The Chicago-based artist and activist Theaster Gates has launched his first public art project in the UK, unveiling yesterday, 29 October, a temporary structure sited within the bombed-out remains of the medieval Temple Church in Bristol city centre.
Free public performances ranging from poetry readings to gospel singing and DJ sets will be held 24/7 in the space as part of Gates’s Sanctum project (until 21 November) which moves abroad next year for the Ruhr Triennial in North-Rhine Westphalia, Germany (12 August-25 September 2016).
“The [Bristol] space is like a talent show that you would bring your mum or dad to. I’m excited that there will be these rotating crowds. They will hear something they would normally go to the pub to hear,” said Gates at the launch, describing Bristol “as an amalgam of different narratives”.
“This is an open platform for the voices of Bristol, for the overlooked and the underheard. It reflects the rhythm of the city,” said Claire Doherty, the director of the public art organisation Situations, which produced the project, a key strand of Bristol’s year as European Green Capital. The English Heritage charity looks after the site, which is usually closed to the public, while Arts Council England and the Henry Moore Foundation are among the project funders.
Gates is known for “repurposing” discarded local materials—part of his Dorchester Projects urban regeneration complex in Chicago’s South Side incorporates dark redwood rescued from an old water tower—and the artist has salvaged remnants from across Bristol for Sanctum. These include flooring panels fashioned from doors found in a former chocolate factory in the city’s Greenbank district, and bricks donated by the Salvation Army.

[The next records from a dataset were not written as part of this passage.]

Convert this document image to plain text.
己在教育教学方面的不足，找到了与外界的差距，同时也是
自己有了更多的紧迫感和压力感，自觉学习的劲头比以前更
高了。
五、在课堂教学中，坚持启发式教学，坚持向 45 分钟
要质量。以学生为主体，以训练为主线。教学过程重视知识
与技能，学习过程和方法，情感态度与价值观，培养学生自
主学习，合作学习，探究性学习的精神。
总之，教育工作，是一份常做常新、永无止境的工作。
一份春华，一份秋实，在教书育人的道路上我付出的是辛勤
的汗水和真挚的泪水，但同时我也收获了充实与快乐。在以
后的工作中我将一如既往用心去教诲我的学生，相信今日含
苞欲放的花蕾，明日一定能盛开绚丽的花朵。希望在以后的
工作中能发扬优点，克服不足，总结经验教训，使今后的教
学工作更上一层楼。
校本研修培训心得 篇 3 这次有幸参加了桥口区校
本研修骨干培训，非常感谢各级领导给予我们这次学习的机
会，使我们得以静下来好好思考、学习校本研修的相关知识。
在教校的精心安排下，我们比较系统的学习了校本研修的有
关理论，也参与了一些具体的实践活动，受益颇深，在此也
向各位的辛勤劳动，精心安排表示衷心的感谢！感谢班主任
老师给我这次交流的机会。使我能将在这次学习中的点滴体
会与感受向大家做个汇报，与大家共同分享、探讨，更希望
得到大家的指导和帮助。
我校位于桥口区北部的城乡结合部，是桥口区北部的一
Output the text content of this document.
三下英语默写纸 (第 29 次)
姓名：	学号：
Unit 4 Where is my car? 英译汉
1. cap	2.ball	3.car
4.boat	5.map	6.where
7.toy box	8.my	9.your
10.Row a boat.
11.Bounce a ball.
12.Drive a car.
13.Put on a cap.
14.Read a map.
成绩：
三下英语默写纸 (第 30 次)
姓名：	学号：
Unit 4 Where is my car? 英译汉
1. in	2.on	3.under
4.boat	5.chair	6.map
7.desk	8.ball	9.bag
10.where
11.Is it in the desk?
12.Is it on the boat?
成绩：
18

“I imagine that material and spaces have life in them, that they have something extremely sacred inside them,” Gates says in a statement. At the opening, he also discussed his hopes for closer communal interaction throughout the non-stop performance marathon, which is due to last 552 hours (the schedule remains a secret with visitors discovering who is performing on arrival).
“With the transition of one sound to the next, one group of people might get to know the next, be interested in each other, exchange emails and phone numbers,” he said. Sanctum coincides with the publication by Phaidon on 2 November of the first monograph on Gates.